In a previous post on my other blog, I showed how to create a very basic podcast player using Silverlight 2.0.  After finishing that project, I wanted to come back to WPF and build a better podcast player.  It was such a relief to return to the feature-rich world of WPF, after living a Spartan existence over in Silverlight land.

Here is what my WPF Podcast Player looks like:

WPF Podcast Player (screenshot)

As you can see, the application definitely does not provide a luxurious experience; it is pretty bare bones.  But it does offer the fundamental things need to start, pause, resume, and stop a podcast.  The only part of the application that required me to write code is pausing and resuming a podcast, since you have to call the Pause and Play methods on MediaElement.  You cannot call those methods from XAML.  In addition, a simple value converter class exists to detect if a podcast is an MP4 file, so that we do not show it (MediaElement does not seem to support that format).

All of the podcast RSS feeds are hard-coded into the ComboBox on top of the UI.  The selected item in the ComboBox is used to get the data source from which all podcasts are retrieved.  Here is how that works:

WPF Podcatcher (data sources)

Since we are binding to an RSS feed, which is an XML document, we can use XPath to pull out the values displayed in each ListBoxItem.  Here is the template used to display a podcast in the ListBox:

WPF Podcast Player (podcast template)

The remainder of the UI is just a bunch of controls which provide the user with a means of consuming and adjusting podcasts.  Here is the XAML for most of the UI:

WPF Podcast Player (controls)

Download the Visual Studio 2008 project here: WPF Podcatcher for VS2008

Download the Visual Studio 2005 project here: WPF Podcatcher for VS2005

Be sure to change the file extension from .DOC to .ZIP and then decompress the file.

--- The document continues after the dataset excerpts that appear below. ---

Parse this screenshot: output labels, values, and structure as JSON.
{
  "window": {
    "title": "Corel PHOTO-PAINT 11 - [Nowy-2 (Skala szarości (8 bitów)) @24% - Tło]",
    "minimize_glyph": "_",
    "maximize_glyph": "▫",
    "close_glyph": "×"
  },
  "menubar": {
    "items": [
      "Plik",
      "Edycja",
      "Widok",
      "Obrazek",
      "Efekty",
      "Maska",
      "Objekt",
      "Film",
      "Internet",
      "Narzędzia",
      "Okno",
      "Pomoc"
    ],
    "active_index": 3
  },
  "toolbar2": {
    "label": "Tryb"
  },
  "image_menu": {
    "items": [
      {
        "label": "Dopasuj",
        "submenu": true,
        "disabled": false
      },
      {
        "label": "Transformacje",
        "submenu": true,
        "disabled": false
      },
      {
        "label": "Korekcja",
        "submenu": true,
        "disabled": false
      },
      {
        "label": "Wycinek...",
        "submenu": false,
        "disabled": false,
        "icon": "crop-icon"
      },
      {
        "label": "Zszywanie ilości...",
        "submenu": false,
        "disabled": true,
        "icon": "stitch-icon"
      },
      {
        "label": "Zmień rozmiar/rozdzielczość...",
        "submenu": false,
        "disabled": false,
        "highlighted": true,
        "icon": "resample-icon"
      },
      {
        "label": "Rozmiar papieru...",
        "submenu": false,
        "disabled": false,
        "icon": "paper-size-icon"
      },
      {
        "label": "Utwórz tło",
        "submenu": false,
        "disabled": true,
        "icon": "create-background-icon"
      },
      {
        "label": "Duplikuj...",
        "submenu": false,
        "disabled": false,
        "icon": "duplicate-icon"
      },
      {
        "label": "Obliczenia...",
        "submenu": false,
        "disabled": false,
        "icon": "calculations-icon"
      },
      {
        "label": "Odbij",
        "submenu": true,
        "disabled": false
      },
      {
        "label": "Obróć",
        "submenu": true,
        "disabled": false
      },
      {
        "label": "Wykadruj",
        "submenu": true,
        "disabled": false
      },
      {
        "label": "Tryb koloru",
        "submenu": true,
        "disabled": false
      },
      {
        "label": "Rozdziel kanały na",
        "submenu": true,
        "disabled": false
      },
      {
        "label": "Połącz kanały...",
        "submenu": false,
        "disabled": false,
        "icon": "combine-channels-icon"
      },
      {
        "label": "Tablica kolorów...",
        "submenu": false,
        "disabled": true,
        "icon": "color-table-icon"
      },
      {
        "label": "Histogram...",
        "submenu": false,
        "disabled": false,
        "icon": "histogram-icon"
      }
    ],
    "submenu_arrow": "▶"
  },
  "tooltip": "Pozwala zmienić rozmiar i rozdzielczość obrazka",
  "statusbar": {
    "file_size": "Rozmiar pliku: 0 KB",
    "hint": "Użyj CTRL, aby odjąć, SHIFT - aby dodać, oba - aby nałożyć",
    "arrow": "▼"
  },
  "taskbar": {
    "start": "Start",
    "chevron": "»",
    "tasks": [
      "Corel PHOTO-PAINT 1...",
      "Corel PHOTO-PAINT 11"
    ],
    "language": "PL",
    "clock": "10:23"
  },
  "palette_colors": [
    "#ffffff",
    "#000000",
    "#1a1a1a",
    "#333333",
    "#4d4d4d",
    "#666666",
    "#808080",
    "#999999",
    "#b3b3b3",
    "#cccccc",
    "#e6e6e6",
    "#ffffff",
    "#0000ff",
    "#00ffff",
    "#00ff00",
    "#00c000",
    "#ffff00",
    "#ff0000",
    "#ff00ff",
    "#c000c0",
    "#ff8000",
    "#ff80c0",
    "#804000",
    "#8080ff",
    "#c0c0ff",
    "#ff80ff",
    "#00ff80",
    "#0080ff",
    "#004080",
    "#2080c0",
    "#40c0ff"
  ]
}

8 Responses to WPF Podcast Player

  1. Rob says:

    What about using a ToggleButton for the pause and mute functionality? You could use DataTemplate/DataTrigger to bind different graphics as Content for the buttons based on their state – no code required.

  2. Josh Smith says:

    Rob,

    Sure, there are a million things we could do to spice up the UI. I was more interested in just getting the app to work, and maybe one day I’ll make it look nice. That’s the hard part!🙂

    Josh

  3. Karl Shifflett says:

    Josh,

    Just went and finished my Christmas shopping. On the way back, this player realling got me thinking. Brain cells bounding around all over the place.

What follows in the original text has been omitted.